Nuclear energy continue to meet world's insatiable appetite for power

Dubai : Emerging countries around the world are banking on a raft of new nuclear reactor power plants to meet world electricity demand expected to double to 33,000TWh [terawatt-hours] by 2030, said Dr Robert Hawley, a speaker at the Middle East Electricity exhibition in Dubai.
Hawley said that the UAE's Dh40 billion plan to build four new nuclear plants will add 5.6GWe [gigawatt-electric] of power.
More to come
Vice-Chancellor of London-based World Nuclear University, Hawley said in an interview that "currently there are in the world under construction 53 nuclear reactors. Twenty of those are in China. A further 147 nuclear plants are proposed".

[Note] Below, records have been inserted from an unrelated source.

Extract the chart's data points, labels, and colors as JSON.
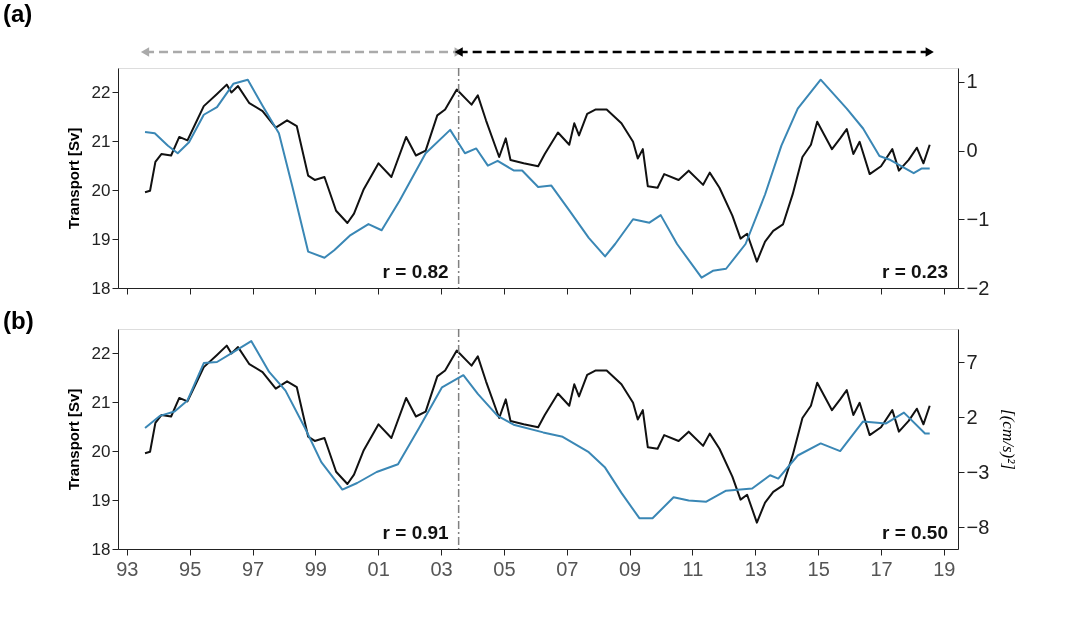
{
  "chart_data": [
    {
      "type": "line",
      "title": "(a)",
      "ylabel": "Transport [Sv]",
      "xlim": [
        1992.72,
        2019.45
      ],
      "xticks": [
        1993,
        1995,
        1997,
        1999,
        2001,
        2003,
        2005,
        2007,
        2009,
        2011,
        2013,
        2015,
        2017,
        2019
      ],
      "tick_labels": "y",
      "ylim": [
        18,
        22.5
      ],
      "yticks": [
        18,
        19,
        20,
        21,
        22
      ],
      "y2lim": [
        -2,
        1.2
      ],
      "y2ticks": [
        -2,
        -1,
        0,
        1
      ],
      "series": [
        {
          "color": "#111111",
          "axis": "y",
          "x": [
            1993.58,
            1993.74,
            1993.91,
            1994.1,
            1994.41,
            1994.67,
            1994.93,
            1995.19,
            1995.45,
            1995.87,
            1996.18,
            1996.33,
            1996.54,
            1996.9,
            1997.32,
            1997.74,
            1998.1,
            1998.41,
            1998.77,
            1998.98,
            1999.29,
            1999.66,
            2000.02,
            2000.23,
            2000.54,
            2001.01,
            2001.42,
            2001.89,
            2002.2,
            2002.51,
            2002.88,
            2003.13,
            2003.5,
            2003.97,
            2004.17,
            2004.43,
            2004.85,
            2005.06,
            2005.21,
            2005.63,
            2006.09,
            2006.3,
            2006.72,
            2007.08,
            2007.24,
            2007.39,
            2007.65,
            2007.91,
            2008.27,
            2008.74,
            2009.11,
            2009.26,
            2009.42,
            2009.58,
            2009.89,
            2010.1,
            2010.56,
            2010.88,
            2011.34,
            2011.55,
            2011.86,
            2012.27,
            2012.53,
            2012.74,
            2013.05,
            2013.31,
            2013.57,
            2013.88,
            2014.19,
            2014.5,
            2014.77,
            2014.97,
            2015.44,
            2015.7,
            2015.91,
            2016.12,
            2016.32,
            2016.64,
            2017.0,
            2017.36,
            2017.57,
            2017.88,
            2018.14,
            2018.35,
            2018.55
          ],
          "values": [
            19.96,
            19.99,
            20.58,
            20.74,
            20.71,
            21.09,
            21.02,
            21.37,
            21.72,
            21.97,
            22.16,
            22.0,
            22.13,
            21.78,
            21.62,
            21.28,
            21.43,
            21.31,
            20.3,
            20.21,
            20.27,
            19.58,
            19.33,
            19.52,
            20.02,
            20.55,
            20.27,
            21.09,
            20.71,
            20.81,
            21.53,
            21.65,
            22.06,
            21.75,
            21.94,
            21.43,
            20.68,
            21.06,
            20.62,
            20.55,
            20.49,
            20.74,
            21.18,
            20.93,
            21.37,
            21.12,
            21.56,
            21.65,
            21.65,
            21.37,
            20.99,
            20.65,
            20.84,
            20.08,
            20.05,
            20.33,
            20.21,
            20.4,
            20.11,
            20.36,
            20.05,
            19.48,
            19.01,
            19.11,
            18.54,
            18.95,
            19.17,
            19.3,
            19.92,
            20.68,
            20.93,
            21.4,
            20.84,
            21.06,
            21.25,
            20.74,
            20.99,
            20.33,
            20.49,
            20.84,
            20.4,
            20.62,
            20.87,
            20.55,
            20.93
          ]
        },
        {
          "color": "#3a87b5",
          "axis": "y2",
          "x": [
            1993.58,
            1993.89,
            1994.31,
            1994.62,
            1994.98,
            1995.45,
            1995.87,
            1996.39,
            1996.85,
            1997.32,
            1997.84,
            1998.26,
            1998.77,
            1999.29,
            1999.6,
            2000.12,
            2000.69,
            2001.11,
            2001.68,
            2002.51,
            2003.29,
            2003.76,
            2004.12,
            2004.49,
            2004.8,
            2005.31,
            2005.58,
            2006.09,
            2006.51,
            2007.08,
            2007.7,
            2008.22,
            2008.54,
            2009.11,
            2009.63,
            2009.99,
            2010.51,
            2011.29,
            2011.65,
            2012.07,
            2012.69,
            2013.31,
            2013.83,
            2014.35,
            2015.08,
            2015.91,
            2016.43,
            2016.95,
            2017.26,
            2018.04,
            2018.3,
            2018.55
          ],
          "values": [
            0.27,
            0.25,
            0.07,
            -0.04,
            0.12,
            0.52,
            0.63,
            0.97,
            1.03,
            0.65,
            0.25,
            -0.51,
            -1.47,
            -1.56,
            -1.45,
            -1.23,
            -1.07,
            -1.16,
            -0.73,
            -0.04,
            0.3,
            -0.04,
            0.03,
            -0.22,
            -0.15,
            -0.29,
            -0.29,
            -0.53,
            -0.51,
            -0.87,
            -1.27,
            -1.54,
            -1.36,
            -1.0,
            -1.05,
            -0.94,
            -1.36,
            -1.85,
            -1.75,
            -1.72,
            -1.36,
            -0.64,
            0.07,
            0.61,
            1.03,
            0.61,
            0.32,
            -0.08,
            -0.13,
            -0.33,
            -0.26,
            -0.26
          ]
        }
      ],
      "ref_lines": [
        {
          "axis": "x",
          "value": 2003.56,
          "color": "#808080",
          "line_style": "dashdot"
        }
      ],
      "annotations": [
        "r = 0.82",
        "r = 0.23"
      ]
    },
    {
      "type": "line",
      "title": "(b)",
      "ylabel": "Transport [Sv]",
      "y2label": "[(cm/s)²]",
      "xlim": [
        1992.72,
        2019.45
      ],
      "xticks": [
        {
          "value": 1993,
          "label": "93"
        },
        {
          "value": 1995,
          "label": "95"
        },
        {
          "value": 1997,
          "label": "97"
        },
        {
          "value": 1999,
          "label": "99"
        },
        {
          "value": 2001,
          "label": "01"
        },
        {
          "value": 2003,
          "label": "03"
        },
        {
          "value": 2005,
          "label": "05"
        },
        {
          "value": 2007,
          "label": "07"
        },
        {
          "value": 2009,
          "label": "09"
        },
        {
          "value": 2011,
          "label": "11"
        },
        {
          "value": 2013,
          "label": "13"
        },
        {
          "value": 2015,
          "label": "15"
        },
        {
          "value": 2017,
          "label": "17"
        },
        {
          "value": 2019,
          "label": "19"
        }
      ],
      "ylim": [
        18,
        22.5
      ],
      "yticks": [
        18,
        19,
        20,
        21,
        22
      ],
      "y2lim": [
        -10,
        10
      ],
      "y2ticks": [
        -8,
        -3,
        2,
        7
      ],
      "series": [
        {
          "color": "#111111",
          "axis": "y",
          "x": [
            1993.58,
            1993.74,
            1993.91,
            1994.1,
            1994.41,
            1994.67,
            1994.93,
            1995.19,
            1995.45,
            1995.87,
            1996.18,
            1996.33,
            1996.54,
            1996.9,
            1997.32,
            1997.74,
            1998.1,
            1998.41,
            1998.77,
            1998.98,
            1999.29,
            1999.66,
            2000.02,
            2000.23,
            2000.54,
            2001.01,
            2001.42,
            2001.89,
            2002.2,
            2002.51,
            2002.88,
            2003.13,
            2003.5,
            2003.97,
            2004.17,
            2004.43,
            2004.85,
            2005.06,
            2005.21,
            2005.63,
            2006.09,
            2006.3,
            2006.72,
            2007.08,
            2007.24,
            2007.39,
            2007.65,
            2007.91,
            2008.27,
            2008.74,
            2009.11,
            2009.26,
            2009.42,
            2009.58,
            2009.89,
            2010.1,
            2010.56,
            2010.88,
            2011.34,
            2011.55,
            2011.86,
            2012.27,
            2012.53,
            2012.74,
            2013.05,
            2013.31,
            2013.57,
            2013.88,
            2014.19,
            2014.5,
            2014.77,
            2014.97,
            2015.44,
            2015.7,
            2015.91,
            2016.12,
            2016.32,
            2016.64,
            2017.0,
            2017.36,
            2017.57,
            2017.88,
            2018.14,
            2018.35,
            2018.55
          ],
          "values": [
            19.96,
            19.99,
            20.58,
            20.74,
            20.71,
            21.09,
            21.02,
            21.37,
            21.72,
            21.97,
            22.16,
            22.0,
            22.13,
            21.78,
            21.62,
            21.28,
            21.43,
            21.31,
            20.3,
            20.21,
            20.27,
            19.58,
            19.33,
            19.52,
            20.02,
            20.55,
            20.27,
            21.09,
            20.71,
            20.81,
            21.53,
            21.65,
            22.06,
            21.75,
            21.94,
            21.43,
            20.68,
            21.06,
            20.62,
            20.55,
            20.49,
            20.74,
            21.18,
            20.93,
            21.37,
            21.12,
            21.56,
            21.65,
            21.65,
            21.37,
            20.99,
            20.65,
            20.84,
            20.08,
            20.05,
            20.33,
            20.21,
            20.4,
            20.11,
            20.36,
            20.05,
            19.48,
            19.01,
            19.11,
            18.54,
            18.95,
            19.17,
            19.3,
            19.92,
            20.68,
            20.93,
            21.4,
            20.84,
            21.06,
            21.25,
            20.74,
            20.99,
            20.33,
            20.49,
            20.84,
            20.4,
            20.62,
            20.87,
            20.55,
            20.93
          ]
        },
        {
          "color": "#3a87b5",
          "axis": "y2",
          "x": [
            1993.58,
            1994.05,
            1994.52,
            1994.93,
            1995.45,
            1995.87,
            1996.39,
            1996.96,
            1997.53,
            1998.05,
            1998.67,
            1999.19,
            1999.86,
            2000.33,
            2000.95,
            2001.63,
            2002.3,
            2003.03,
            2003.71,
            2004.17,
            2004.8,
            2005.31,
            2006.25,
            2006.87,
            2007.7,
            2008.22,
            2008.74,
            2009.31,
            2009.73,
            2010.4,
            2010.88,
            2011.44,
            2012.07,
            2012.9,
            2013.47,
            2013.73,
            2014.35,
            2015.08,
            2015.7,
            2016.43,
            2017.15,
            2017.73,
            2018.4,
            2018.55
          ],
          "values": [
            1.0,
            2.1,
            2.5,
            3.5,
            6.9,
            7.0,
            7.9,
            8.9,
            6.1,
            4.4,
            1.0,
            -2.1,
            -4.6,
            -4.0,
            -3.0,
            -2.3,
            1.0,
            4.7,
            5.8,
            4.1,
            2.1,
            1.3,
            0.6,
            0.2,
            -1.2,
            -2.6,
            -4.9,
            -7.2,
            -7.2,
            -5.3,
            -5.6,
            -5.7,
            -4.7,
            -4.5,
            -3.3,
            -3.6,
            -1.5,
            -0.4,
            -1.1,
            1.6,
            1.4,
            2.4,
            0.5,
            0.5
          ]
        }
      ],
      "ref_lines": [
        {
          "axis": "x",
          "value": 2003.56,
          "color": "#808080",
          "line_style": "dashdot"
        }
      ],
      "annotations": [
        "r = 0.91",
        "r = 0.50"
      ]
    }
  ]
}
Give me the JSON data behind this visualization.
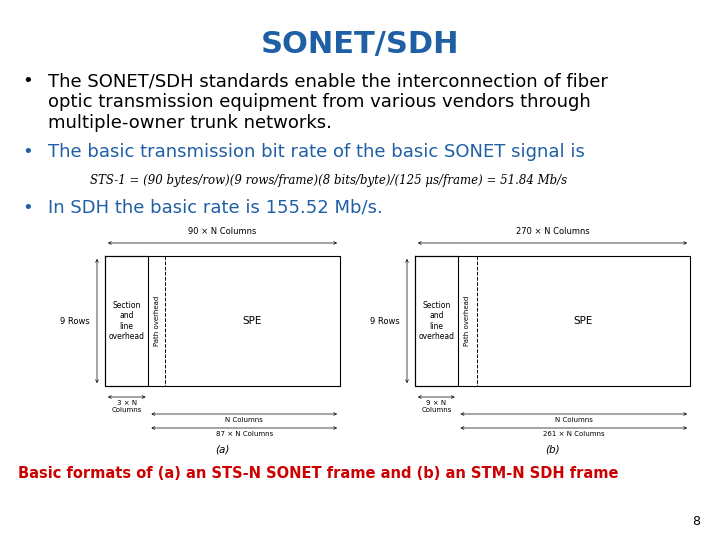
{
  "title": "SONET/SDH",
  "title_color": "#1F5FA6",
  "title_fontsize": 22,
  "bullet1_line1": "The SONET/SDH standards enable the interconnection of fiber",
  "bullet1_line2": "optic transmission equipment from various vendors through",
  "bullet1_line3": "multiple-owner trunk networks.",
  "bullet2": "The basic transmission bit rate of the basic SONET signal is",
  "bullet2_color": "#1F5FA6",
  "formula": "STS-1 = (90 bytes/row)(9 rows/frame)(8 bits/byte)/(125 μs/frame) = 51.84 Mb/s",
  "bullet3": "In SDH the basic rate is 155.52 Mb/s.",
  "bullet3_color": "#1F5FA6",
  "caption": "Basic formats of (a) an STS-N SONET frame and (b) an STM-N SDH frame",
  "caption_color": "#CC0000",
  "page_number": "8",
  "bg_color": "#FFFFFF",
  "text_color": "#000000"
}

World statistics show there are around 440 nuclear reactors now which provide about 16 per cent of global electricity needs.
A further 10 nuclear plants are proposed for the UAE and when all 14 reactors are completed domestically, it will bring future total nuclear power generation to 20GWe, he said, giving the UAE cheaper power and freeing up oil and gas reserves for export.
Nuclear power will help reduce fossil fuels in future, but he noted that for now coal is still the preferred and least expensive source for power generation around the world, especially in China and India, given abundant coal reserves in those countries.
He said that "only nuclear power offers a long-term environmentally acceptable solution able to produce the quantity of energy that the world will need in future".